Lawinen und Kunststoffe besser verstehen

Dr. Hans Messer Stiftungspreis würdigt zwei Forschende der TU Darmstadt

24.11.2023 von

Die Chemikerin Dr. Kristina Zentel und der Maschinenbau-Ingenieur Dr.-Ing. Philipp Rosendahl von der TU Darmstadt erhalten den Dr. Hans Messer Stiftungspreis 2023, der mit jeweils 50.000 Euro dotiert ist. Zentel will die Kunststoffherstellung nachhaltiger gestalten, Rosendahl entwickelt Modelle für die Lawinenvorhersage.

Der diesjährige Dr. Hans Messer Stiftungspreis würdigt zwei Forschende, die auf ganz unterschiedlichen Gebieten Experimente und Modellrechnungen kombinieren. Dr. Kristina Zentel (32), Habilitandin am Ernst-Berl-Institut für Technische und Makromolekulare Chemie der TU Darmstadt, erforscht Prozesse einer nachhaltigeren Kunststoffherstellung. Dr.-Ing. Philipp Rosendahl (34), Post-Doktorand am Institut für Statik und Konstruktion der TU, analysiert Schnee und entwickelt Modelle für die Lawinenvorhersage. Sowohl Zentel als auch Rosendahl entschlüsseln grundlegende Phänomene, um daraus praktische Anwendungen abzuleiten.

„Wir werden auch zukünftig nicht auf Kunststoffe verzichten können, deshalb muss ihre Herstellung nachhaltiger werden“, sagt Zentel. Die von ihr entworfenen neuartigen Prozesse der Kunststoffherstellung laufen bei niedrigeren Temperaturen und Drücken ab als etablierte Verfahren, außerdem in Wasser als grünem Lösungsmittel und mit ungewöhnlichen Ausgangssubstanzen. Im ständigen Wechselspiel aus Laborexperimenten und Modellrechnungen am Computer optimiert Zentel die Prozessparameter und stimmt sie auf die Eigenschaften der Kunststoffe ab. Ihre Forschung ist anwendungsnah, denn Zentel beschäftigt sich vorrangig mit Massenkunststoffen wie Polyethylen und kooperiert mit der Chemieindustrie.

Von praktischer Bedeutung sind auch Rosendahls Arbeiten zu sogenannten Antirissen im Schnee. Solche Risse, die schon eine einzige Person zum Beispiel beim Skifahren auslösen kann, breiten sich im schlimmsten Fall in Sekundenschnelle über einen ganzen Hang aus und führen zu mächtigen Schneebrettlawinen.
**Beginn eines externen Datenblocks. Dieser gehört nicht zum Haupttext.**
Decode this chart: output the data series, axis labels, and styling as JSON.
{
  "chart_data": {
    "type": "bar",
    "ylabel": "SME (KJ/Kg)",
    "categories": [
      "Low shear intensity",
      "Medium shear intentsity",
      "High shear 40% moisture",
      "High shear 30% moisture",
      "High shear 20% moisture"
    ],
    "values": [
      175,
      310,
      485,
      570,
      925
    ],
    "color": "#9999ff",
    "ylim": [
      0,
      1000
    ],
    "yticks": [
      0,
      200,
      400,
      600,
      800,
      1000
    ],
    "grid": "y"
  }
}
Eine von Rosendahl entwickelte Open-source-Software macht solche Lawinen vorhersagbar. „Wir untersuchen Schnee wie einen Konstruktionswerkstoff und ermitteln Kenngrößen, die in unser mathematisches Modell einfließen“, erklärt Rosendahl. Um sein Vorhersage-Tool weiter zu verbessern, führt er sowohl Laborversuche mit gezüchteten Schneeproben sowie Feldversuche mit echtem Schnee durch.

Zentel und Rosendahl haben an der TU Darmstadt studiert, hier ihre Doktorarbeiten angefertigt und leiten jetzt jeweils eigene Forschungsgruppen an der TU. Beide werden den überwiegenden Teil des Preisgeldes in neue Geräte investieren. Zentel möchte eine Hochdruckpumpe und ein Analysensystem anschaffen, das die Größe von Kunststoffpartikeln per Lichtstreuung bestimmt. Rosendahl wird eine von seinem Team entworfene tragbare Apparatur bauen, die gleichzeitig Druck- und Scherbelastungen in Schneeproben bestimmt.

Dr. Kristina Zentel im Porträt

Die Auszeichnung

Der mit 50.000 Euro dotierte Preis der Dr. Hans Messer Stiftung wird jährlich verliehen. Er fördert die Forschung und Lehre von Nachwuchswissenschaftlerinnen und -wissenschaftlern an der TU Darmstadt. Gewürdigt werden herausragende Leistungen in den Naturwissenschaften, Ingenieurwissenschaften sowie Wirtschafts-, Sozial und Geisteswissenschaften.

Die Dr. Hans Messer Stiftung fördert bundesweit Aus- und Weiterbildung sowie Wissenschaft und Forschung. Die Stiftung wurde von Dr. Hans Messer, 25 Jahre nach dem Tod seines Vaters Adolf Messer (1878-1954), im Jahr 1978 ins Leben gerufen und ist seit 1979 als gemeinnützige Stiftung anerkannt. Unter dem Vorsitz von Dr. Hans Messer wurde auch der Stiftungspreis an der TU Darmstadt ins Leben gerufen.